Will you need to repeat this testing again if you are negative? When will you get your test results?
I will get the results via the LabFinder portal. The doctor explained to me that there is an approximately 10 percent chance of a false-positive or false-negative. So, regardless of the result, it's not 100 percent. But since I don’t think I contracted COVID-19, that will influence any decision to retake at some point.
Were you also tested for COVID-19? Did you think you may have had the virus or been in contact with someone who was ill?
They didn’t test me for the virus, and I don’t think I have had it. Like many others, I did have a terrible cold right before Christmas and that went through our entire office. While it was a terrible cold/mild flu, I didn’t experience the typical COVID-19 symptoms.
But since I was in contact with someone who did test positive, it’s possible I was exposed. We work in the same office and she tested positive mere days after we were all instructed to start working from home, so she potentially exposed many of us before becoming symptomatic.

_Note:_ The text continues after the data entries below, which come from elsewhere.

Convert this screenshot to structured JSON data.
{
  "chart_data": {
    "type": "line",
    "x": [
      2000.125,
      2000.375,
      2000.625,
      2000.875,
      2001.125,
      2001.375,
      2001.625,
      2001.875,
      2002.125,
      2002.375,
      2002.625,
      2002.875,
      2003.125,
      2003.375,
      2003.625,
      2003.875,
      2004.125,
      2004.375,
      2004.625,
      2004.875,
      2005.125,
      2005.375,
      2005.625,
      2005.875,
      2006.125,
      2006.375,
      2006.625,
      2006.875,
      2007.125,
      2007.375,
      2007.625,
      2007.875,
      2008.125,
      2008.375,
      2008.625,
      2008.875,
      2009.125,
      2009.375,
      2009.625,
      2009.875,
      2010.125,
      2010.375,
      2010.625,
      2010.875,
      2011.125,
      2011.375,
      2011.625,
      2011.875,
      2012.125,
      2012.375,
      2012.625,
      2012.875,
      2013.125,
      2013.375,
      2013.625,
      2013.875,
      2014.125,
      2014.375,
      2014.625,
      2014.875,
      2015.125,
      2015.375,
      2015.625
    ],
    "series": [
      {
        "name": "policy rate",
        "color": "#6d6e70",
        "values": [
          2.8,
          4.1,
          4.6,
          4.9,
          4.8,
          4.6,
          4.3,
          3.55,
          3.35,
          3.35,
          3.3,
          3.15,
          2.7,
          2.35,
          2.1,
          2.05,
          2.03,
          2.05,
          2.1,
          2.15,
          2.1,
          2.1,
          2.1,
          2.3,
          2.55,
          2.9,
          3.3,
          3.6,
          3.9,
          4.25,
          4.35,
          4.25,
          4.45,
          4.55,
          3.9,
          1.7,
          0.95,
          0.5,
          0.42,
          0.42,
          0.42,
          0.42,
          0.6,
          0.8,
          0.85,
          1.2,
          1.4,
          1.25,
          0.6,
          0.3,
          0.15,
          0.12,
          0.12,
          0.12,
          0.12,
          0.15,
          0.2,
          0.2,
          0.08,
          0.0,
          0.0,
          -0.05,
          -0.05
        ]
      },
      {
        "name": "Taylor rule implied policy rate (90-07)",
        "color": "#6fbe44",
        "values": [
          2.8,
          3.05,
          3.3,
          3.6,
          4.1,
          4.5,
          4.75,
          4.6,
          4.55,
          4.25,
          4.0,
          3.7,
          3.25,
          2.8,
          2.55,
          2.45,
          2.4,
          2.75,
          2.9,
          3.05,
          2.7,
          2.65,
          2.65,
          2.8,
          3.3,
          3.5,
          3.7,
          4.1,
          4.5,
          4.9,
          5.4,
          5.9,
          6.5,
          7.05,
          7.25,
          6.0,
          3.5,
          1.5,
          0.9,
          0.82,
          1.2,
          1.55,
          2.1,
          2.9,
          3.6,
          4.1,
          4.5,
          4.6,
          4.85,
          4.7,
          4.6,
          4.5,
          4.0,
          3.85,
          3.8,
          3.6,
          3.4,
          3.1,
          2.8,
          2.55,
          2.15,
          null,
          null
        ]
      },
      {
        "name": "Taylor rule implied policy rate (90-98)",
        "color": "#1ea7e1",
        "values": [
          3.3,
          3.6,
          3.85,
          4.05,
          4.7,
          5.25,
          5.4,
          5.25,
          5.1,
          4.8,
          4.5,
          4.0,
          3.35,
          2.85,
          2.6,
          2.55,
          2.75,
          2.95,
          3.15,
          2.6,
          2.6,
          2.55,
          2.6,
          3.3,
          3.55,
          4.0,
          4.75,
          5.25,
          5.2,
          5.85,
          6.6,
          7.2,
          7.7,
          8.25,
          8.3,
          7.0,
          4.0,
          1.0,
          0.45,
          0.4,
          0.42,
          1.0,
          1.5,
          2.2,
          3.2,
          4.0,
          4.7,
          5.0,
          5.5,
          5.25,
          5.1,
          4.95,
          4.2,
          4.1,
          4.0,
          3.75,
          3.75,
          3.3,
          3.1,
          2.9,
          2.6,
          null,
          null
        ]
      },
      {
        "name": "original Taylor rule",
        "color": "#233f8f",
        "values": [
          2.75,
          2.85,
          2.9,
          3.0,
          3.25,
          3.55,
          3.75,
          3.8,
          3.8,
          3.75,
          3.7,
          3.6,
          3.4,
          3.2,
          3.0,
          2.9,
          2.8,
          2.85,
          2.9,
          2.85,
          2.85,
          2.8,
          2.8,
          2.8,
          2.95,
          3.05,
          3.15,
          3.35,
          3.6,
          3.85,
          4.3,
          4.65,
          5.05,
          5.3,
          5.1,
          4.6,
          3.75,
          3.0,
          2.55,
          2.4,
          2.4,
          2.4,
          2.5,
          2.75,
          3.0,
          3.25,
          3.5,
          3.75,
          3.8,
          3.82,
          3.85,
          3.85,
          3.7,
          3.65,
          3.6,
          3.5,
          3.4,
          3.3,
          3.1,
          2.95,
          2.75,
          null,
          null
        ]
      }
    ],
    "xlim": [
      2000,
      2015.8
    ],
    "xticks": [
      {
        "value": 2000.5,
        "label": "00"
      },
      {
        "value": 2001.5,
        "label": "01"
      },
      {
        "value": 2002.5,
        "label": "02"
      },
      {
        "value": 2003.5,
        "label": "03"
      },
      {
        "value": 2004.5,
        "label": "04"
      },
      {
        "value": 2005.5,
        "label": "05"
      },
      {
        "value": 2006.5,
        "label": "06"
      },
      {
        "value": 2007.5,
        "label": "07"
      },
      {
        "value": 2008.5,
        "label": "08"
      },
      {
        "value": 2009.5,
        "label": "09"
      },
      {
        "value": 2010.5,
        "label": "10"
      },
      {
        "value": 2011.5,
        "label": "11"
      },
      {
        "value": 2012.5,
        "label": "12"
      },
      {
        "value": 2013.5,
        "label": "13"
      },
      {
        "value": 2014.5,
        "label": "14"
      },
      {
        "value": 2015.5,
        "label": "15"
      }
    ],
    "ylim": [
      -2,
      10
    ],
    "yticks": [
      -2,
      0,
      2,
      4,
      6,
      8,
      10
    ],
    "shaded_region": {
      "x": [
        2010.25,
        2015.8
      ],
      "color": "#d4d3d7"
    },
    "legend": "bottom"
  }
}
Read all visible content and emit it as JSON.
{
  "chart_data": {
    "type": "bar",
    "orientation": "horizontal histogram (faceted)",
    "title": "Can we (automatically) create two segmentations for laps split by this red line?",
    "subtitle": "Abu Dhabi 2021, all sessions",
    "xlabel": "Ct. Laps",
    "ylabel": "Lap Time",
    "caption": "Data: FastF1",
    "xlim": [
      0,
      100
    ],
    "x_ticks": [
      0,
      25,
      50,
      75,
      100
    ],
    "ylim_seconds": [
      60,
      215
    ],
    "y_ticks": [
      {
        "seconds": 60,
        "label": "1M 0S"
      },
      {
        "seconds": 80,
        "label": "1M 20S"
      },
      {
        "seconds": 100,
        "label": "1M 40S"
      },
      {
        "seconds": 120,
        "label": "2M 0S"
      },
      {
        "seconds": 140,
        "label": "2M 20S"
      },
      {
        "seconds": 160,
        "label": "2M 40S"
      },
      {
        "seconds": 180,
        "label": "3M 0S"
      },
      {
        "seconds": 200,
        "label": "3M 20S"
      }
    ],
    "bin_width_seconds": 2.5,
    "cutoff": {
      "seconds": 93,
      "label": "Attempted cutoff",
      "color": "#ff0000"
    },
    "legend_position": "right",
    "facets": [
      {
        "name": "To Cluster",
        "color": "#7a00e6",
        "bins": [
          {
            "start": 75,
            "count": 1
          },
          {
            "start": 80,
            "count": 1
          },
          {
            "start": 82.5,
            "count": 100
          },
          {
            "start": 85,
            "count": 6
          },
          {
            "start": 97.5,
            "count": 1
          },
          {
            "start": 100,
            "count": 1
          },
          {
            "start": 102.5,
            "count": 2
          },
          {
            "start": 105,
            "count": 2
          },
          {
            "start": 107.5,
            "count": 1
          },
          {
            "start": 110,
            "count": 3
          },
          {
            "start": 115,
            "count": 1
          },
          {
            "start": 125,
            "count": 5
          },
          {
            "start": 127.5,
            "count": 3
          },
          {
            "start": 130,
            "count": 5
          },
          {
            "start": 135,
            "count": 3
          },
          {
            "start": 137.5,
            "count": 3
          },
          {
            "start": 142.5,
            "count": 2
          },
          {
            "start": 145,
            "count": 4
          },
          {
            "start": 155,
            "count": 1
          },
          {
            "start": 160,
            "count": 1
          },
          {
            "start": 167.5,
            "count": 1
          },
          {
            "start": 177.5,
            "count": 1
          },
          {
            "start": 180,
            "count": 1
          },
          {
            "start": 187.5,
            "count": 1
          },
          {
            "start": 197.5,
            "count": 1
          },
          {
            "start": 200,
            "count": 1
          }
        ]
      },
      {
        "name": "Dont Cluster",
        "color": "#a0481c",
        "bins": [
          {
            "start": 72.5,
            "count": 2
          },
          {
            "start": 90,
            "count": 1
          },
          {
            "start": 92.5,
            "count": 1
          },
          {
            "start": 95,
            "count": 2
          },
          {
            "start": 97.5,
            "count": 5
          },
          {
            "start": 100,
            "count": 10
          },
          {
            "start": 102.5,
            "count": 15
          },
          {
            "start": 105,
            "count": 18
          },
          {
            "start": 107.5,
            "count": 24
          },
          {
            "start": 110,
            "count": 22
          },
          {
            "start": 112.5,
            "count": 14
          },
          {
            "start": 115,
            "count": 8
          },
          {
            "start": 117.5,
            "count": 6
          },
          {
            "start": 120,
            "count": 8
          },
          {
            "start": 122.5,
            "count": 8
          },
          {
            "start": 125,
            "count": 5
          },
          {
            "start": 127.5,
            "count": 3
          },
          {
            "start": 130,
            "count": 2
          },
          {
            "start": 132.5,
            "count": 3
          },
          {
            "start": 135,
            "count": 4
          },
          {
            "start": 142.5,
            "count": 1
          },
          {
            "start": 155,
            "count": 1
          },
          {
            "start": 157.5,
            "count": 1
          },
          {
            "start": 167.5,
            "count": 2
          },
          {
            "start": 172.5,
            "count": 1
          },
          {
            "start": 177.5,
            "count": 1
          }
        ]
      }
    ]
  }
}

What’s the experience been like? What prompted you to get the testing?
Now that it’s done, the experience was fine, save for the gruff lab technicians who didn’t bandage me well, and my bandage leaked — highly unusual and the least of my concerns.
I decided to get it for a number of reasons. First, I was simply curious. I had potentially been exposed by a positive-testing coworker, and potentially from just living in New York, one of the epicenters of the virus. If I did have the antibodies and could support research and/or a vaccine, then I have an obligation.
Moreover, I have the privilege of health insurance and access to the test. Those were powerful reasons to get the test. And I know the tests aren’t 100 percent conclusive, but I assume I’ll take it again at some point, and together it may be conclusive down the road. Finally, after feeling a bit helpless for so long, it felt good to do something!
Since this interview, Alex received the results, and they were negative. This is some language that accompanied the results that may provide some helpful context:
Negative results do not rule out SARS-COV-2 infection, particularly in those who have been in contact with the virus. Follow-up testing with a molecular diagnostic should be considered to rule out infection in these individuals. Results from antibody testing should not be used as the sole basis to diagnose or exclude SARS-COV-2 infection or to inform infection status. Positive results may be due to past or present infection with non-SARS-COV-2 coronavirus strains such as coronavirus hku1, nl63, oc43, or 229e.
I asked Alex how she felt about the results.
I feel unsurprised, and maybe a little disappointed, but not really.
I tried imagining my response for each outcome and realized that since there was a chance the results were incorrect, that it would require a follow-up exam to confirm.
If I had ever experienced symptoms, AND tested positive, then it would be more likely that I had had it. But I still have some indication that I most likely haven't contracted it before, and I hope that my exam contributes to a larger body of knowledge about the virus in NYC. I'll discuss with my doctor about any next steps.